For his work in developing platinum ore, and the discovery of the elements palladium and rhodium, William Wollaston is a highly regarded chemist of the beginning of the 19th century. He contested the work of his fellow chemist, Anders Gustav Ekeberg. Ekeberg had discovered the element known as tantalum in 1802, but Wollaston suggested that it was an identical compound as niobium, which had already been discovered. This was then actually proven later, in 1846 that Wollaston was in fact inaccurate and that niobium was a different element that deserved its own place in the Periodic Table.

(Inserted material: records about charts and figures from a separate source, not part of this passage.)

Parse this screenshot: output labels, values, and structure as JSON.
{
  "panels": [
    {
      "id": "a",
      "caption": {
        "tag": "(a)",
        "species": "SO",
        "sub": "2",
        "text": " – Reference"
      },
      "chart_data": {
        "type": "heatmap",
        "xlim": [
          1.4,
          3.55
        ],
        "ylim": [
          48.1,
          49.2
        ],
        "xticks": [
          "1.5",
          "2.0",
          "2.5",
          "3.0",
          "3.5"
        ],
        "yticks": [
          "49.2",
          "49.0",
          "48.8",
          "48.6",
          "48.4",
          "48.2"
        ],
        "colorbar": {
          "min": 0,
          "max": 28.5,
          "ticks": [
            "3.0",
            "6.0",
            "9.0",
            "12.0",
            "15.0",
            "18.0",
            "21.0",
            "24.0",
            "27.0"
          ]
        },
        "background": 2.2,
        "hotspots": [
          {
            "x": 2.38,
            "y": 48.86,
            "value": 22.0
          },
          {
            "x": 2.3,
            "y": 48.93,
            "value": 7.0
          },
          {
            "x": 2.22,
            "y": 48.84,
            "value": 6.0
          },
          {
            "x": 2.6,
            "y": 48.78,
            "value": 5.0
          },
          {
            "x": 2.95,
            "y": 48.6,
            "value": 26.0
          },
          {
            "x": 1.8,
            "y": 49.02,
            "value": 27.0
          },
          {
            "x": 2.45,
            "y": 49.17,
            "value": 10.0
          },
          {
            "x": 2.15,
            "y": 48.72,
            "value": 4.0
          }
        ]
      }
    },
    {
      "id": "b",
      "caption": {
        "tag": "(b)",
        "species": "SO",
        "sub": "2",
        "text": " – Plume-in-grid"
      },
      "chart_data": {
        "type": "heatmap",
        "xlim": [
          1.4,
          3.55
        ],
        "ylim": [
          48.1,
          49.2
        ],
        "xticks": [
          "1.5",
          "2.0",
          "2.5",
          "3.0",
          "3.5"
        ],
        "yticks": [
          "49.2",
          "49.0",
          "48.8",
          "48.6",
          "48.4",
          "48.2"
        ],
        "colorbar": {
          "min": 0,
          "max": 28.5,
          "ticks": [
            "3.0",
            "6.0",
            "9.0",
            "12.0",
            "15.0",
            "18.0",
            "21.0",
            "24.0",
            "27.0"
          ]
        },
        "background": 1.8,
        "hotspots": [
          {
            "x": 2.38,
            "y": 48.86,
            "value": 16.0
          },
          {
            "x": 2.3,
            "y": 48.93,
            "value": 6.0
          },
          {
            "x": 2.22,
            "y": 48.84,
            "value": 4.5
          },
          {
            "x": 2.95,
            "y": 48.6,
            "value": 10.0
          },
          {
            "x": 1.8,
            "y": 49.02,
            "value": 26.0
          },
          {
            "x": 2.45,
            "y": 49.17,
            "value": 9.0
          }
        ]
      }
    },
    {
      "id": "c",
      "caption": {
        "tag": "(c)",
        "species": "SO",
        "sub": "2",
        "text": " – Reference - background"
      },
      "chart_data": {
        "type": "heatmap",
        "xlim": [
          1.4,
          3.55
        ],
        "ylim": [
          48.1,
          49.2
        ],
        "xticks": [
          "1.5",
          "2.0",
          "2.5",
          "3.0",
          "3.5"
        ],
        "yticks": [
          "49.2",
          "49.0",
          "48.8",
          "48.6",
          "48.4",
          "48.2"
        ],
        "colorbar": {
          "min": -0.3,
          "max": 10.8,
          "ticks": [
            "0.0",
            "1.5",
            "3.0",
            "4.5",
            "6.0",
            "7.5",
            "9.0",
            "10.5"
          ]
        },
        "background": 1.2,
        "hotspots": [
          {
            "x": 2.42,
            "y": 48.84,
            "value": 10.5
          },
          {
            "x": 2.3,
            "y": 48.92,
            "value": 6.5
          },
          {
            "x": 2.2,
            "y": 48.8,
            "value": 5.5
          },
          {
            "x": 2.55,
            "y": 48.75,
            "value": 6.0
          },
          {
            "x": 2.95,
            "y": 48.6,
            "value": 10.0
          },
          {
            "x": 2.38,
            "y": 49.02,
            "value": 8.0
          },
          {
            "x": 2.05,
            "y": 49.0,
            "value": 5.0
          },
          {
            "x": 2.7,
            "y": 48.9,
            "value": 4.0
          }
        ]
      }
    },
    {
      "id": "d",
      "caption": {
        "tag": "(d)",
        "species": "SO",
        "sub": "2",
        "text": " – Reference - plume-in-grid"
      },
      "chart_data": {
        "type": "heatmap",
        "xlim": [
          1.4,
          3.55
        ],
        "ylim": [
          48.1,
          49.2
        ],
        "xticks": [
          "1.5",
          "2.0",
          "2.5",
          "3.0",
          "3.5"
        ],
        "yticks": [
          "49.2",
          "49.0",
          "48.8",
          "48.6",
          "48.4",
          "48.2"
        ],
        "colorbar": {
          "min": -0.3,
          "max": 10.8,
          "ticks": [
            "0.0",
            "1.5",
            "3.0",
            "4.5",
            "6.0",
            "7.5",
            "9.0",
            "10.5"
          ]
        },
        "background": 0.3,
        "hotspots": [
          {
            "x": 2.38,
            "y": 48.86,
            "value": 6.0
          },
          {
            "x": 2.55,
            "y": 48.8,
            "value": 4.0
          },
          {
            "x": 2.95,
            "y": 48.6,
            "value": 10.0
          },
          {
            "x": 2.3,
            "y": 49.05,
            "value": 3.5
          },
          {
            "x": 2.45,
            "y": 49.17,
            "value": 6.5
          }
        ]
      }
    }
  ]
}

Another area of study that William Wollaston showed a high interest in was in the emerging field of electricity. He completed a series of experiments with the effects of friction on electrical currents, and showed that this electricity that was created was actually identical to the energy that could be created through voltaic piles. This series of experiments led to the development of the electric motor down the road, which was a huge part of the industrial revolution and would not have been possible without this initial surge of interest. Further controversy with a fellow scientist arose, however, when Michael Faraday was the one who actually constructed the first electric motor, without crediting Wollaston's work.
Another invention that William Wollaston was responsible for was the zinc battery. This allowed zinc plates that were a major component of the invention to be raised out of acid, and give a longer-lasting duration to the batter. He combined this work with looking at prisms and optical work, improving the capabilities of the camera obscura that was just being developed at the time. He was able to minimize distortion in the finished image by flattening the lens, and producing a clearer, sharper image than was normally seen in the biconvex lenses of the era.
Finally, William Wollaston also made a number of advances in the medical field which he will be well remembered for. That includes work into diabetes. He tried unsuccessfully to detect the levels of glucose in the blood streams of diabetics, but this was because of his limited access to the modern instruments that current physicians have at their disposal. With such a wide range of subject matter that he experimented with throughout his career, Wollaston was truly a science lover of the highest degree. It was his work in the chemistry field, however, that made him stand apart from peers, for which he was made a member of the Royal Swedish Academy of Sciences and the Royal Society.